I have acted, at your request, as special counsel to BitFrontier Capital Holdings, Inc., a Wyoming corporation, (“BitFrontier Capital Holdings, Inc.”) for the purpose of rendering an opinion as to the legality of 4,000,000,000 shares of BitFrontier Capital Holdings, Inc.’ common stock, par value $0.00001 per share, (“Shares”) to be offered and distributed by BitFrontier Capital Holdings, Inc. pursuant to an Offering Statement to be filed under Regulation A of the Securities Act of 1933, as amended, by BitFrontier Capital Holdings, Inc. with the U.S. Securities and Exchange Commission (the “SEC”) on Form 1-A, for the purpose of registering the offer and sale of the Shares (“Offering Statement”).

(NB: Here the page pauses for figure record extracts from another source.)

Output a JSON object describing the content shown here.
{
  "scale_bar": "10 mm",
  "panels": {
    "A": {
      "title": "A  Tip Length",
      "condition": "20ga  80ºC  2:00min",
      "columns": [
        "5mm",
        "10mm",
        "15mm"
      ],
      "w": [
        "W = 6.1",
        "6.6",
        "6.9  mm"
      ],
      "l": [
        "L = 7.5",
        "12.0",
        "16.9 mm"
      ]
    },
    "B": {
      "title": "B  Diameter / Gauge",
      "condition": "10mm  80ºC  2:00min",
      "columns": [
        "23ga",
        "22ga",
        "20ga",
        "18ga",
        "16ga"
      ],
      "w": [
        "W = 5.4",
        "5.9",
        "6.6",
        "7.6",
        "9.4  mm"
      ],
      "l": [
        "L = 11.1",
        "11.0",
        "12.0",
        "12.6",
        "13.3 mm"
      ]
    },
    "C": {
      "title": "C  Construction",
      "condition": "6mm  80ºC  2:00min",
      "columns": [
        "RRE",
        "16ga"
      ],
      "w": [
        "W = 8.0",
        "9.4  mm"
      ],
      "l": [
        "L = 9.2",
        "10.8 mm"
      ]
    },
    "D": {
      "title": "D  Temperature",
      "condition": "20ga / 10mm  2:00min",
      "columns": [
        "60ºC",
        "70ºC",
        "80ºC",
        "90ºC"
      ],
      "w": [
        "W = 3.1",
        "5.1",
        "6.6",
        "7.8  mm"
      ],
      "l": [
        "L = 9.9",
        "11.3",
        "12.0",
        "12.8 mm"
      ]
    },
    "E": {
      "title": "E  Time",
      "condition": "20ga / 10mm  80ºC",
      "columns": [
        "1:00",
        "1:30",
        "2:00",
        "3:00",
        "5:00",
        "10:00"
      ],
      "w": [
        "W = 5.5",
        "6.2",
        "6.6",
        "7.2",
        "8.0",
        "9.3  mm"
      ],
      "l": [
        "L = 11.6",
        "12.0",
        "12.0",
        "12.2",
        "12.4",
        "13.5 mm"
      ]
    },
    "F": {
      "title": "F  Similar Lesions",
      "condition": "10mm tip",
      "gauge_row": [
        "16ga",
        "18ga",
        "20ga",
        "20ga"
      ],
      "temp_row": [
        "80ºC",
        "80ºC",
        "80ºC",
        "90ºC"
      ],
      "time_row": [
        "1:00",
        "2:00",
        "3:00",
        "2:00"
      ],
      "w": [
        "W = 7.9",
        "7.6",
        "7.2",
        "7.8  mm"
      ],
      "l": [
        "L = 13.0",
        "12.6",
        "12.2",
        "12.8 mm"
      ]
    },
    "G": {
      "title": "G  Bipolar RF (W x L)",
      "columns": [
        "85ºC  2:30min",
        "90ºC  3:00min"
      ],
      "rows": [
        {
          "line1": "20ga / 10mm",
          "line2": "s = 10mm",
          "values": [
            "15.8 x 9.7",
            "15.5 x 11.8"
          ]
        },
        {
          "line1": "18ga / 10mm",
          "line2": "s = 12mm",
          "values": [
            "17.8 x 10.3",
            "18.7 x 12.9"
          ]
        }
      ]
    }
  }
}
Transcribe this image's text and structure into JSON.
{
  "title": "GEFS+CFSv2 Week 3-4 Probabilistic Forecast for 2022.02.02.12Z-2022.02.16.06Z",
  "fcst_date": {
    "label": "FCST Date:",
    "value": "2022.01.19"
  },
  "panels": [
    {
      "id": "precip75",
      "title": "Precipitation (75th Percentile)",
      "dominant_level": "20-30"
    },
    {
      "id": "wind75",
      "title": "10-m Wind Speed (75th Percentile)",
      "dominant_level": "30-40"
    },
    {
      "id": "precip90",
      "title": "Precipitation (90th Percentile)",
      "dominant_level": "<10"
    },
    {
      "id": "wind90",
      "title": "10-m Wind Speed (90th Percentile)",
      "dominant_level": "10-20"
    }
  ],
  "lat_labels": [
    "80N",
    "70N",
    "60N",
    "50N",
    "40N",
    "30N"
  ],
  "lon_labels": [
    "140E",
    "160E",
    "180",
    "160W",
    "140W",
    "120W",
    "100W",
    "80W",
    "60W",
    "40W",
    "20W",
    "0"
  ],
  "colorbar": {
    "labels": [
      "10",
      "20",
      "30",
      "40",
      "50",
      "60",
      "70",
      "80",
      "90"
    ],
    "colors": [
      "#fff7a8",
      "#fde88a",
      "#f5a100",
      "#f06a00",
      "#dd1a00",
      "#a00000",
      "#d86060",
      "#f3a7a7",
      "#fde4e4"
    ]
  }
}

 For the purpose of rendering my opinion herein, I have reviewed statutes of the State of Wyoming, to the extent I deem relevant to the matter opined upon herein, certified or purported true copies of the Articles of Incorporation of BitFrontier Capital Holdings, Inc. and all amendments thereto, the By-Laws of BitFrontier Capital Holdings, Inc., selected proceedings of the board of directors of BitFrontier Capital Holdings, Inc. authorizing the issuance of the Shares, certificates of officers of BitFrontier Capital Holdings, Inc. and of public officials, and such other documents of BitFrontier Capital Holdings, Inc. and of public officials as I have deemed necessary and relevant to the matter opined upon herein. I have assumed, with respect to persons other than directors and officers of BitFrontier Capital Holdings, Inc., the due and proper election or appointment of all persons signing and purporting to sign the documents in their respective capacities, as stated therein, the genuineness of all signatures, the conformity to authentic original documents of the copies of all such documents submitted to me as certified, conformed and photocopied, including the quoted, extracted, excerpted and reprocessed text of such documents.

 



Based upon the review described above, it is my opinion that the Shares are duly authorized and when, as and if issued and delivered by BitFrontier Capital Holdings, Inc. against payment therefore, as described in the offering statement, will be validly issued, fully paid and non-assessable.

 I have not been engaged to examine, nor have I examined, the Offering Statement for the purpose of determining the accuracy or completeness of the information included therein or the compliance and conformity thereof with the rules and regulations of the SEC or the requirements of Form 1-A, and I express no opinion with respect thereto. My forgoing opinion is strictly limited to matters of Wyoming corporation law; and, I do not express an opinion on the federal law of the United States of America or the law of any state or jurisdiction therein other than Wyoming, as specified herein.

 I hereby consent to the filing of this opinion an Exhibit to the Offering Statement and to the reference to our firm under the caption “Legal Matters” in the Offering Circular constituting a part of the Offering Statement. We assume no obligation to update or supplement any of the opinion set forth herein to reflect any changes of law or fact that may occur following the date hereof.